What is your creative process while writing a screenplay? Do you write about how to place the camera and other things? How do you envision your characters?

I don’t really think about camera angles or how actors will perform a particular line as these departments are specialized departments. If I write camera angles in my screenplay I am trying to infringe the territory of director and cameramen. This is again very individualistic. Some people might like help my writing is providing but some people may not like it. My focus is always should be on screenplay or dialogues.

However, I do mention look and makeup of the charecters, as they are part of my imagination. For writing Malaamal Weekly’s Baj Bahudur character, I wrote the style of his makeup and shared it with the director and makeup department. Like for Herapheri Priyadarshan has used very thick glasses for Paresh Rawal’s character, because he cannot see properly is a part of the script.

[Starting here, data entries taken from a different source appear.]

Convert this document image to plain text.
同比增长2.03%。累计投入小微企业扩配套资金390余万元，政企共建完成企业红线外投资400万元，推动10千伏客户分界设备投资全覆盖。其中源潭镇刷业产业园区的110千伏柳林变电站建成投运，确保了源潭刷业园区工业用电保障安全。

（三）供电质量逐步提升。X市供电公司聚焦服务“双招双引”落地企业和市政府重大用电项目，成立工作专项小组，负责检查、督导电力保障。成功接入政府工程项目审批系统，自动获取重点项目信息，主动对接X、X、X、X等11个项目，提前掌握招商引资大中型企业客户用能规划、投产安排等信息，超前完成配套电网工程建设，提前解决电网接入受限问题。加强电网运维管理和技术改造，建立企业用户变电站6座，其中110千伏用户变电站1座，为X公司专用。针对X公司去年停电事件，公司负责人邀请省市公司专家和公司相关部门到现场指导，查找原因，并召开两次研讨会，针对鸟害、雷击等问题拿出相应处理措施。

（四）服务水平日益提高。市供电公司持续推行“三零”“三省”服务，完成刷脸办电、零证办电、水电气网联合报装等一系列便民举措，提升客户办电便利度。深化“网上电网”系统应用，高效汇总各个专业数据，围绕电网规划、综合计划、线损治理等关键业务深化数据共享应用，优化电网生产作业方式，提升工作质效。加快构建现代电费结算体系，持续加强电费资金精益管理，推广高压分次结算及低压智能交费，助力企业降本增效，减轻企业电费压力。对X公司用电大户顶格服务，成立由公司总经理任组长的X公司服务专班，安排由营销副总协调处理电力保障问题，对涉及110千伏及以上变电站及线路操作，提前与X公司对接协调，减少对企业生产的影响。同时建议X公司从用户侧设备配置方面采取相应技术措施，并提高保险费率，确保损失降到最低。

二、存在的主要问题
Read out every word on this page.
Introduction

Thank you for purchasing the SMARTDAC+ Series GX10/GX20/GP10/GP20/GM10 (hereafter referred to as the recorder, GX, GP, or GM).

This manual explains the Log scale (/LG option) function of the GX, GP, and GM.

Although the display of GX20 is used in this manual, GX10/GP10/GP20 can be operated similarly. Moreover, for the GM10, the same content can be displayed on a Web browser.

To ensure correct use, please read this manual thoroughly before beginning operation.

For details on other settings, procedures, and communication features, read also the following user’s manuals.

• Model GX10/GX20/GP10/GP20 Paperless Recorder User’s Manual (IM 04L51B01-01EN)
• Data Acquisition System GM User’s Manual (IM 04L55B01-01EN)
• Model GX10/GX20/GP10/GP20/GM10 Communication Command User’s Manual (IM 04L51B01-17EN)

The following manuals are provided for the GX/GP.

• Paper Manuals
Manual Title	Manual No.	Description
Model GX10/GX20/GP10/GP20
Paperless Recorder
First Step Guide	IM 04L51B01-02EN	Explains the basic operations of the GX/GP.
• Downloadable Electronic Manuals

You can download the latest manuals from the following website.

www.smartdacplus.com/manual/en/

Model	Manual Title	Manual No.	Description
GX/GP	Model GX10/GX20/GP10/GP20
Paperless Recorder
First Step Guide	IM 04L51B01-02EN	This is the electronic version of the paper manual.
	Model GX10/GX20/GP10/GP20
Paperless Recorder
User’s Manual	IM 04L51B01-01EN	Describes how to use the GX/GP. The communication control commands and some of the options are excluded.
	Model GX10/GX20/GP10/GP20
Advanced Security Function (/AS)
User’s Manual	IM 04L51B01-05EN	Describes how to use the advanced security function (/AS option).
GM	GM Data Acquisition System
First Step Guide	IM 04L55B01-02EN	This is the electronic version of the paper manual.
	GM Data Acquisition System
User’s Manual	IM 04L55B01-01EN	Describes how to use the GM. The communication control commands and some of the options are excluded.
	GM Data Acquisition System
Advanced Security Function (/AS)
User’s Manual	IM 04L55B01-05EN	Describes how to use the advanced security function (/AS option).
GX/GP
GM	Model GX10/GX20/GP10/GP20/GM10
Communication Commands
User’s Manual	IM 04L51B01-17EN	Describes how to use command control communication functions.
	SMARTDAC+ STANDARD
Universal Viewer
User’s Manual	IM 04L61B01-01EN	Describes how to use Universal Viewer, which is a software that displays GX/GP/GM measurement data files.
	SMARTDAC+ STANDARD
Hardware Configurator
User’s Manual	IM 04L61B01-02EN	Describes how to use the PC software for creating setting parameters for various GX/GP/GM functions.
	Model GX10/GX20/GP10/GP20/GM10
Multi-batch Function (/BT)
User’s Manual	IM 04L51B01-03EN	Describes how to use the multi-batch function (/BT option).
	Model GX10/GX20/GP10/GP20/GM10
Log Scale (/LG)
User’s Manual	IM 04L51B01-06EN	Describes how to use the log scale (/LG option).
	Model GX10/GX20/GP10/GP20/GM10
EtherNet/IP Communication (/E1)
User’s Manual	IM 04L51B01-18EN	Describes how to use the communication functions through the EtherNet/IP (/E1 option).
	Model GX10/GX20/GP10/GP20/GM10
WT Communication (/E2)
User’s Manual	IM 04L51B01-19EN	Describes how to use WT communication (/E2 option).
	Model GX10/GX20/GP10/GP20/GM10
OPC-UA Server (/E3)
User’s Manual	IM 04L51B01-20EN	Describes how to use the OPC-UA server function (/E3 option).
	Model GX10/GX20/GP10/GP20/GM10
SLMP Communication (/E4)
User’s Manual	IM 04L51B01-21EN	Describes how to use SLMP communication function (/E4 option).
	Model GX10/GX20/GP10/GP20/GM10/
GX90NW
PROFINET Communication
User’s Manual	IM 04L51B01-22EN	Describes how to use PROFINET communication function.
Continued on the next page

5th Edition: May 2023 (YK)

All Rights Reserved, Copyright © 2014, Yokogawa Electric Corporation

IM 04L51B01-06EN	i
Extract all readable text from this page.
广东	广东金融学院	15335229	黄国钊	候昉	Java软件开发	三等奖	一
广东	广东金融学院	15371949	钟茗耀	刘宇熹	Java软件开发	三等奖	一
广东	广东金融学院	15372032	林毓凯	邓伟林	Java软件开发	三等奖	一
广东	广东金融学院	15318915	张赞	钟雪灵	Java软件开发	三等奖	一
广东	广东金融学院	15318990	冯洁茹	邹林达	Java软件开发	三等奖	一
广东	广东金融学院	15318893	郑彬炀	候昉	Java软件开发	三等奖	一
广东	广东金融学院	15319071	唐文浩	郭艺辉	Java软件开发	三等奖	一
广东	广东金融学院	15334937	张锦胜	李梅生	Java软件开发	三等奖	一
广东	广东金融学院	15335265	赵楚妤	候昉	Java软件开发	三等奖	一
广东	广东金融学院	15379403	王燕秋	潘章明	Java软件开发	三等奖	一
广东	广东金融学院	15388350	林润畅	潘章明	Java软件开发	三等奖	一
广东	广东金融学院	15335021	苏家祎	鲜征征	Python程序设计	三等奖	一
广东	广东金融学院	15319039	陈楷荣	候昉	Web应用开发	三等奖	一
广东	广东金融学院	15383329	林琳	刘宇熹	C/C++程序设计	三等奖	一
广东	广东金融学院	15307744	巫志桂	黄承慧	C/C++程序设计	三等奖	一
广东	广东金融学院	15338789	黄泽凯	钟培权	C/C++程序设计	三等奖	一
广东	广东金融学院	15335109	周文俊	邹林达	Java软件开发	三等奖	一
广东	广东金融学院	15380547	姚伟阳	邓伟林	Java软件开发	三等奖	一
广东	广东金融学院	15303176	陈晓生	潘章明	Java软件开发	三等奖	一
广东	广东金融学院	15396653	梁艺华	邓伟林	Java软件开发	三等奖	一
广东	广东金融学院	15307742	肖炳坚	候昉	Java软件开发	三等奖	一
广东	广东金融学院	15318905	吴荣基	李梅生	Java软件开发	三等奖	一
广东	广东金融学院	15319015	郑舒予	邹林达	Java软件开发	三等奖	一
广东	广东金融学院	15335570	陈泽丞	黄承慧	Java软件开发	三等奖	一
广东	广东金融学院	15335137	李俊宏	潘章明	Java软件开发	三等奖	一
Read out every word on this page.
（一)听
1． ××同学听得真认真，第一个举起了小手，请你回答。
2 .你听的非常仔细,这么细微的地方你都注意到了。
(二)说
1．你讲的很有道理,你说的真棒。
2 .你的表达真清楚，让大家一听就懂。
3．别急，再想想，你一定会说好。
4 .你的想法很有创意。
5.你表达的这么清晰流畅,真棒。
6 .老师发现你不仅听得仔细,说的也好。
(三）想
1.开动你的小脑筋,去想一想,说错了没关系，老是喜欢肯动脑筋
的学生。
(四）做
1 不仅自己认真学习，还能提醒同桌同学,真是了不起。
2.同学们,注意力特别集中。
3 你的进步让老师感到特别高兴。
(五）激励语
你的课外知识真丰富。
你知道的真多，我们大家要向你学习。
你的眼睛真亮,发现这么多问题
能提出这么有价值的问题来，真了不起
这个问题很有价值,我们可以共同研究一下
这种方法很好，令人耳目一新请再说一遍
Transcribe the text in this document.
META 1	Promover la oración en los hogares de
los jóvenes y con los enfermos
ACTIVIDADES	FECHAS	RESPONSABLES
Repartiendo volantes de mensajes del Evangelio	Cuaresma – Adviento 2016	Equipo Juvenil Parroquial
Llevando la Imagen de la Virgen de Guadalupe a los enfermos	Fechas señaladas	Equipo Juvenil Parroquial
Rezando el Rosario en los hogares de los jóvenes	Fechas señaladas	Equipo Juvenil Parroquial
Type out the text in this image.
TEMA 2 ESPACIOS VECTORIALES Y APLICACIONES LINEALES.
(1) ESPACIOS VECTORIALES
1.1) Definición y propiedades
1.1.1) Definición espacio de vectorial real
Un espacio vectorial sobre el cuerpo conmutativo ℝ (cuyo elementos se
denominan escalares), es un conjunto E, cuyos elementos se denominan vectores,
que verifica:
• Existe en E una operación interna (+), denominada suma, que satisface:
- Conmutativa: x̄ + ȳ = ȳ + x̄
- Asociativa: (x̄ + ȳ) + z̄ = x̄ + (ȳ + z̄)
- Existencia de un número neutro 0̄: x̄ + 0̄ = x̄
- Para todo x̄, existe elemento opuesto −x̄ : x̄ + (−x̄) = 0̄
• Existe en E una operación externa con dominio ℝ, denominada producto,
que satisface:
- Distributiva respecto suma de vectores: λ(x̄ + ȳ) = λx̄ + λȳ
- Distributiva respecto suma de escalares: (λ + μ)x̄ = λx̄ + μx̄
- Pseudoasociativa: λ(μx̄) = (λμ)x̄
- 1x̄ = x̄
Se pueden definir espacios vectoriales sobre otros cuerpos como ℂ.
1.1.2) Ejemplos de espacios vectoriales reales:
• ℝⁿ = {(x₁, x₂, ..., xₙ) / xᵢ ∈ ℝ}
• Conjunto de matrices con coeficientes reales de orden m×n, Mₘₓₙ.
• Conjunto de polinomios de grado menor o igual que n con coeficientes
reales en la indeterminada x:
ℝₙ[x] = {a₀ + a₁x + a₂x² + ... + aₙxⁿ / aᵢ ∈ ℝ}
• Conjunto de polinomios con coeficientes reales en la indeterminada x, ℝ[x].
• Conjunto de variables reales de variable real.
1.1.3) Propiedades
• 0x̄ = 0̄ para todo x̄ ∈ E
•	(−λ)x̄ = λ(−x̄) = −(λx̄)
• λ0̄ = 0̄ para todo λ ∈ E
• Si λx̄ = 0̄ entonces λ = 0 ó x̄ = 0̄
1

Priyadarshan has a very unique style of making films, His films are not just about comedy they are much more than that. What is your thought process for his films?

Apart from writing his films I have also worked as an assistant director to Priyadarshan. My school of film making is clearly derived from his style. Whenever I am writing, I just cannot write for the sake of comedy. Everything should have a purpose, and that purpose is story- telling. The story should have some human touches and it should not look like patch work. Every small detail should be weave together to make a fine-looking quilt.  Comedy works only when it is integrated into a storyline and characters should be a fundamental part of it. Adding a chuktula here and joke there does not make sense in the end.

How important is it for a writer director should believe in him?

It is extremely important that a director should have a faith in you and he should back you up. What happens is when you have written something, everybody starts giving you suggestions or pointing out flaws from there angle. People think that they can speak so they can write as well. Rather than writing they prefer to make amendments to the already written scripts. Just because I can switch on a table fan does not mean that I can give suggestion for lighting to my cameraman. Film making is an open art. When I write a scene, it gets presented in various different departments, now anybody from these departments start suggestions or worse, starts pointing out flaws, writer will be damned. Hence it is very important that a director should have a firm stand on whatever writer has written. If he starts questioning the writer after finalizing the script or while shooting, then everything goes for a toss. I have learnt this lesson in a hard way. Even if I get a hint that producer or director does not have faith in me, I prefer to stay away from such project. I don’t have to prove myself to each and everybody everytime. If you trust me, we can have a good working relationship otherwise, Tata Bya Bye.

Do you have any ritual for writing? Like a special chair or time of the day something like that?

There is only one ritual for me – meeting the deadline. I have to just finish my work before deadline. Other than that, I don’t care at what time I am writing or on which chair I am using. There has to be some mess around me. I like to keep my screenwriting books nearby. Some music and snacks like Chivada, farsan also should be handy. I also like to have some dictionaries around me. I like Read between writing, I prefer Marathi poems when I am writing in Marathi. I don’t type on laptop. I like to write by hand on the journal books where left hand side black page is for diagrams, notes and remakes and right hand side for actual writing.

Other than films what else do you write?

I write poems in Marathi. Several poems have been published in various Diwali Ank. Artiste Sanjay Pawar has created some artwork based on my poems and exhibited it. I have written a play, and I also have written critical reviews. Now it is just a film and poems. My collection of poems will be published very soon.

Bollywood is a male dominated industry. Any bitter experiences in this industry!

I have always worked with top-class actors and production houses, so I do not have any bad experiences. The problem comes with a line of actors who are not stars but think too much about themselves. I remember an incident when a certain artiste was changing my lines. I was shocked by this. I went and told this actor, I don’t mind you changing lines, but you are changing the entire screenplay with these changes. Please don’t do this.  Other than this small incident, every other actor has made my writing spectacular on screen.

Would you be directing in the near future?

Yes, this is definitely on the cards. I am writing screenplay for my directorial venture.

Writers are always sidelines in credits.

I actually don’t like when people do not even mention writer’s name while giving credits. Also, most reviewers tend to write only about directors and stars of the film. They should point out how the film has been written and whether it is good or bad, the writers should be mentioned. This way, our industry will more focus on the content and will provide good platform for experimentation in writing.

Manisha, we wish you best luck for your future films and thanks a lot for speaking with us about your journey as a writer.